Read more: As universities face losing 1 in 10 staff, COVID-driven cuts create 4 key risks
Student places are more likely to grow in non-priority fields
The Job-ready Graduates strategy for increasing student places also suffers from mismatches between policy intent and likely outcomes.
Job-ready Graduates cuts the average student subsidy, called a Commonwealth contribution. This means that, on average, universities need to deliver more student places for each A$1 million they receive from the government.
If this cut was consistent across all disciplines it would probably achieve its objective. But the government has increased rather than decreased Commonwealth contributions in several priority fields, to compensate universities for lower student contributions.

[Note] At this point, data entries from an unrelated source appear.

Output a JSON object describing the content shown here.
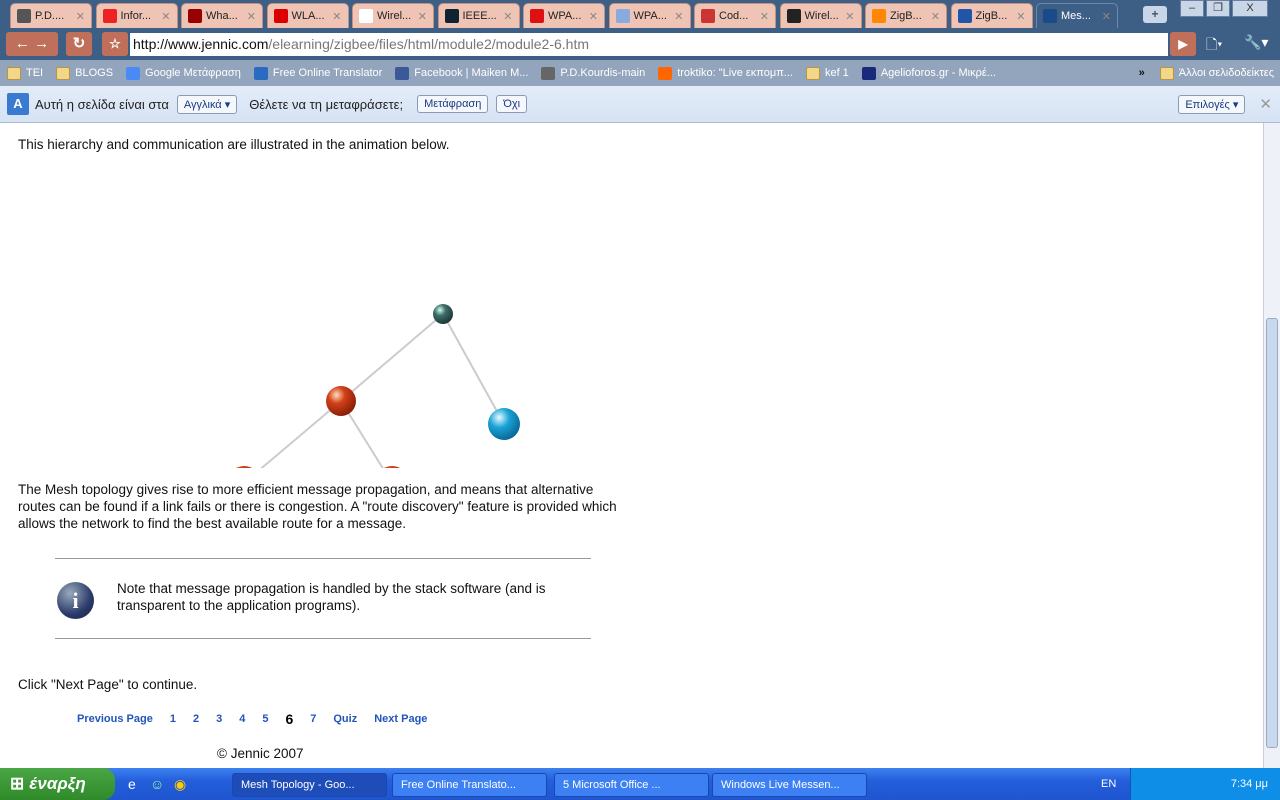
{
  "browser": {
    "tabs": [
      {
        "label": "P.D....",
        "color": "#555"
      },
      {
        "label": "Infor...",
        "color": "#e22"
      },
      {
        "label": "Wha...",
        "color": "#900"
      },
      {
        "label": "WLA...",
        "color": "#d00"
      },
      {
        "label": "Wirel...",
        "color": "#fff"
      },
      {
        "label": "IEEE...",
        "color": "#123"
      },
      {
        "label": "WPA...",
        "color": "#d11"
      },
      {
        "label": "WPA...",
        "color": "#8ad"
      },
      {
        "label": "Cod...",
        "color": "#c33"
      },
      {
        "label": "Wirel...",
        "color": "#222"
      },
      {
        "label": "ZigB...",
        "color": "#f80"
      },
      {
        "label": "ZigB...",
        "color": "#25a"
      },
      {
        "label": "Mes...",
        "color": "#1a4a8a"
      }
    ],
    "url_host": "http://www.jennic.com",
    "url_path": "/elearning/zigbee/files/html/module2/module2-6.htm",
    "bookmarks": [
      {
        "label": "TEI",
        "icon": "folder"
      },
      {
        "label": "BLOGS",
        "icon": "folder"
      },
      {
        "label": "Google Μετάφραση",
        "icon": "google"
      },
      {
        "label": "Free Online Translator",
        "icon": "translator"
      },
      {
        "label": "Facebook | Maiken M...",
        "icon": "facebook"
      },
      {
        "label": "P.D.Kourdis-main",
        "icon": "site"
      },
      {
        "label": "troktiko: \"Live εκπομπ...",
        "icon": "blogger"
      },
      {
        "label": "kef 1",
        "icon": "folder"
      },
      {
        "label": "Agelioforos.gr - Μικρέ...",
        "icon": "a-logo"
      }
    ],
    "other_bookmarks": "Άλλοι σελιδοδείκτες",
    "translate": {
      "text1": "Αυτή η σελίδα είναι στα",
      "language": "Αγγλικά",
      "text2": "Θέλετε να τη μεταφράσετε;",
      "translate_btn": "Μετάφραση",
      "no_btn": "Όχι",
      "options_btn": "Επιλογές"
    }
  },
  "page": {
    "intro": "This hierarchy and communication are illustrated in the animation below.",
    "para": "The Mesh topology gives rise to more efficient message propagation, and means that alternative routes can be found if a link fails or there is congestion. A \"route discovery\" feature is provided which allows the network to find the best available route for a message.",
    "note": "Note that message propagation is handled by the stack software (and is transparent to the application programs).",
    "continue": "Click \"Next Page\" to continue.",
    "pager": {
      "prev": "Previous Page",
      "pages": [
        "1",
        "2",
        "3",
        "4",
        "5",
        "6",
        "7"
      ],
      "current": "6",
      "quiz": "Quiz",
      "next": "Next Page"
    },
    "copyright": "© Jennic 2007",
    "colors": {
      "coordinator": "#3f6e6a",
      "router": "#d3401a",
      "end_device": "#1aa3d6",
      "active": "#e79b80"
    }
  },
  "taskbar": {
    "start": "έναρξη",
    "tasks": [
      "Mesh Topology - Goo...",
      "Free Online Translato...",
      "5 Microsoft Office ...",
      "Windows Live Messen..."
    ],
    "lang": "EN",
    "time": "7:34 μμ"
  }
}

As a result, in these priority fields universities need to deliver fewer places per A$1 million in government subsidy. For example, under current Commonwealth contributions universities need to deliver 91 IT places to earn A$1 million. Under Job-ready Graduates, they only need deliver 75 IT places.
By contrast, arts, law and business courses get lower Commonwealth contributions under Job-ready Graduates than the current system. As a consequence, universities can deliver many more student places per A$1 million in government subsidy. In law and business, student places per A$1 million will grow from 447 to 990.
The policy goal of increasing student places will succeed to the extent that the policy goal of moving enrolments to priority fields fails.
Collateral damage is near certain
These three design flaws — changes to student contributions that won’t change student preferences, overall funding rates that weaken university incentives, and Commonwealth contributions that limit enrolment growth in some courses — create serious doubt about whether Job-ready Graduates will achieve its stated goals. We can, however, be near certain of serious collateral damage.
Arts, law and business graduates will leave university with student debts of A$40,000 to A$50,000. Many arts graduates have relatively low incomes and will take decades to repay their HELP loans.
The cuts to overall funding rates will reduce university capacity to combine teaching and research, especially in science and engineering. It will add to the already significant fall in university research expenditure caused by a decline in international students.
Read more: Coronavirus and university reforms put at risk Australia's research gains of the last 15 years
A future education minister is going to have to fix these problems. But before that happens, Job-ready Graduates, coming in on top of the international student crisis, guarantees several turbulent years for Australian universities.